Thank you, Tom Hunter, for this most recent story and video clip of Vin Scully telling that now growing-in-fame story of how he and high school classmate Larry Miggins fulfilled a Scully wish of Larry playing and Vin broadcasting a big league game. Against all odds, it actually happened on May 13, 1952 when Miggins came to bat at Ebbets Field for the Cardinals and smashed a homer to left off lefty Preacher Roe of the Dodgers in the third inning. Quite improbably too, junior limited air-time broadcaster Scully just happened to be at the mike to make the call. This latest Scully rendering took place last Wednesday, June 11, 2014 at the Ronald Reagan Library in California.
To read the story coverage article by Tony Lee, log on to the following link:
The actual speech video is located at the bottom of the Lee article where you may either listen to the whole speech or move the time bar to the 46-minutes point and listen directly to Scully describe the Miggins story. It was his last planned subject of the evening.
Thank you, Miriam Edelman, for this wonderful exposition of seventeen exotic and beautiful phot0s of places and phenomena of this world we call home. Displays of this kind always remind me of how awesomely little I’ve actually seen directly with own eyes during my now years-stretching lifetime. (Segue:) And thank you, youngish old friend and fellow St. Thomas classmate Rob Sangster for reminding my by example of how a precious, blessed few of us heeded the call and did not fail to make footprints on so many of the physical roads less traveled.
From what I’ve been able to read, so far, those mysterious grinning monkey orchids, indeed, are for real – and not from Photoshop, as I first suspected.
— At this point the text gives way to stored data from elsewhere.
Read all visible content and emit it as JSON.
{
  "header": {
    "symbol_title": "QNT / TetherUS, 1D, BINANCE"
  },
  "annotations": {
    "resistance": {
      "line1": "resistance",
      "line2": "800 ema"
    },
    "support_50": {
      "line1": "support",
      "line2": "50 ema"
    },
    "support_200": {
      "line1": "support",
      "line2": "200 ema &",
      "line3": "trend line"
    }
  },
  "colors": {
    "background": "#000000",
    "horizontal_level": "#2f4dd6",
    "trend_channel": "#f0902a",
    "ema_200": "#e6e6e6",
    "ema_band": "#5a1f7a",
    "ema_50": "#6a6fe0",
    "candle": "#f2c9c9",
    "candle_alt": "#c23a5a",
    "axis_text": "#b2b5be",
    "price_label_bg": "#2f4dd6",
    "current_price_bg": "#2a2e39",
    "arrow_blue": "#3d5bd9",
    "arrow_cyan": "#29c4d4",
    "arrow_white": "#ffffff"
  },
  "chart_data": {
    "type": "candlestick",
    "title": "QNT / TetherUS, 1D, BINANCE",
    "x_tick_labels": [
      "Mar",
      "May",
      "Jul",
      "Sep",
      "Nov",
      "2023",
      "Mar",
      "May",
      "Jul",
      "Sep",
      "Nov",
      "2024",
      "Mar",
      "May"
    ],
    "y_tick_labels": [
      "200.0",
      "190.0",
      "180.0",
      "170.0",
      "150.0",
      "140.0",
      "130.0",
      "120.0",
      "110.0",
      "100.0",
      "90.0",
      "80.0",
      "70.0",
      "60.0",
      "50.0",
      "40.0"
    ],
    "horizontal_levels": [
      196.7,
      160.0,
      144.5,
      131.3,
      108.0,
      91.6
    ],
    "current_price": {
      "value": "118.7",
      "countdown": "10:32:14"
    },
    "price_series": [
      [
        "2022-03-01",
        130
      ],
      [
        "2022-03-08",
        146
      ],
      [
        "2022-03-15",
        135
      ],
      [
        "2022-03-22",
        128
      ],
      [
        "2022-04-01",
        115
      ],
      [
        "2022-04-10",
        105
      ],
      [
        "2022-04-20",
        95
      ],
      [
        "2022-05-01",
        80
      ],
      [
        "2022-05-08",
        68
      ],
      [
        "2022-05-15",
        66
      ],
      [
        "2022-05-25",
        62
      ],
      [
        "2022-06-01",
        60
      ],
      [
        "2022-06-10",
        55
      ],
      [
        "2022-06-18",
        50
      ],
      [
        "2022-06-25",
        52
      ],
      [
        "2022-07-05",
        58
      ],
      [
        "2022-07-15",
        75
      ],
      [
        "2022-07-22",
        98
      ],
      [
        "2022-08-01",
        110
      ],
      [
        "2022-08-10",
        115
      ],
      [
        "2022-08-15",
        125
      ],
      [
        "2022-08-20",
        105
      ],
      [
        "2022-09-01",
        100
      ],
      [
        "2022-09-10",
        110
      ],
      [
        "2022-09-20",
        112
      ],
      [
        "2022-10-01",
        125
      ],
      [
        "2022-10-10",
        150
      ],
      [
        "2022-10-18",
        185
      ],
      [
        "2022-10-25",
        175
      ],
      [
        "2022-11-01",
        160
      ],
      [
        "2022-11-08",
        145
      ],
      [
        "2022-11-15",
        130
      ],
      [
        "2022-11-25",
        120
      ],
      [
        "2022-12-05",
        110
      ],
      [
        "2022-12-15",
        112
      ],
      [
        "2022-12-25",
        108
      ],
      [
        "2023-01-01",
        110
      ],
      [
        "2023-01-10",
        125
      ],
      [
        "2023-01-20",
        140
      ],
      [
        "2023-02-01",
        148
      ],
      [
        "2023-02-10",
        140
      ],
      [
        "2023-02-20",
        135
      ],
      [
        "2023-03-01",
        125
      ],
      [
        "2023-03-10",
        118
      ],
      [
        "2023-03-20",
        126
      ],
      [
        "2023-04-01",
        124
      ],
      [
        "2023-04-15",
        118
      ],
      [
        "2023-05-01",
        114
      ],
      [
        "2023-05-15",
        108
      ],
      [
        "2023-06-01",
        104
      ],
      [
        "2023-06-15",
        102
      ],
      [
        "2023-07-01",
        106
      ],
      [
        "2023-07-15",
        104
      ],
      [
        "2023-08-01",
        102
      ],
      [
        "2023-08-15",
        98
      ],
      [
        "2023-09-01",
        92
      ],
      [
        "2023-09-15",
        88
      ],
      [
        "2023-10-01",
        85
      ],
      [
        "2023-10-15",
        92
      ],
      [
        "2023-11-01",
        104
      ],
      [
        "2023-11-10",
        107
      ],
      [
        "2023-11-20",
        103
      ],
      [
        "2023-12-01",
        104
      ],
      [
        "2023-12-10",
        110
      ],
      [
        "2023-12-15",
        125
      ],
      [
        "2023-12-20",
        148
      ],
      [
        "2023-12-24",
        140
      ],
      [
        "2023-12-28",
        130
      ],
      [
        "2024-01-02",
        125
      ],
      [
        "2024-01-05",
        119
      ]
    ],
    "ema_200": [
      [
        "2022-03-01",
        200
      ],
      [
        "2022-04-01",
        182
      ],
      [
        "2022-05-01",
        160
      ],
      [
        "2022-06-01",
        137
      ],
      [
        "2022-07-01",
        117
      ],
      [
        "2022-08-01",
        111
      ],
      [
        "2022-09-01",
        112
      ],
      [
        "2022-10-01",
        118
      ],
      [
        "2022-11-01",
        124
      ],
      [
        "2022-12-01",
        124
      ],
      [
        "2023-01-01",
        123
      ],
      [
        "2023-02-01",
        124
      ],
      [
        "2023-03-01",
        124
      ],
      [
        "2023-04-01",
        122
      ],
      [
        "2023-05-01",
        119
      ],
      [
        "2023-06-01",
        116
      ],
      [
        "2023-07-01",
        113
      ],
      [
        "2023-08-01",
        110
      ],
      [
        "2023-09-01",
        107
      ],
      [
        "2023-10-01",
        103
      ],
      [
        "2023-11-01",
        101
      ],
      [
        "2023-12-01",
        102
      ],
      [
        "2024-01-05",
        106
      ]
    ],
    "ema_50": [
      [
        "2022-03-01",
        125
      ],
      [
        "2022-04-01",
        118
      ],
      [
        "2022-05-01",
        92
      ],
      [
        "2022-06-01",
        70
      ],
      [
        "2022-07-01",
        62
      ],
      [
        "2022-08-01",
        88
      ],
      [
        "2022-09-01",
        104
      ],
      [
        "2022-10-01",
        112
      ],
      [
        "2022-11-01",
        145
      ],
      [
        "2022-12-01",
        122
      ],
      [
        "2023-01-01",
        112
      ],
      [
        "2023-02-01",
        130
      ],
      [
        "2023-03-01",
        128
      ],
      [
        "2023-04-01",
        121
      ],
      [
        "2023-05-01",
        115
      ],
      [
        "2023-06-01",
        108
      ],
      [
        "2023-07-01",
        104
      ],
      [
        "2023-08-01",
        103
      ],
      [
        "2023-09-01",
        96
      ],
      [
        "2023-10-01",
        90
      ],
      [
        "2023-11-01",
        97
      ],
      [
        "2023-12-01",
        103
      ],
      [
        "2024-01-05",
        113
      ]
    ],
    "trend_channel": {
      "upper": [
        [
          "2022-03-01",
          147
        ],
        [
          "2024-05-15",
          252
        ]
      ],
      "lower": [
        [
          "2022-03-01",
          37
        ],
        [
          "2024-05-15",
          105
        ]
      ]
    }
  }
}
If my findings are more a matter of layered deception, please let me know, but I don’t think they are. Is it possible that orchids are tasty to simians and that this manifestation is the botany world’s Darwinian defensive design to frighten the monkeys away?
The collection also reminds me of two other items that remain on my bucket list of things to see: the Aurora Borealis and also the Houston Astros winning a World Series. I could reach the former by moving to the far north. I may reach the latter if I can simply refrain from moving my hope a single one inch, in spite of the past three one-hundred-plus-loss seasons.
Years ago, I missed my first shot at one of life’s largest invitations to venture onto the road less traveled. I neglected to heed the advice that I saw often on giant billboards and on the sides of city buses. The message was always simple and the same. It read: “Join the Navy and See the World!”
Have a nice Monday, everybody, no matter how near or far you drift from home.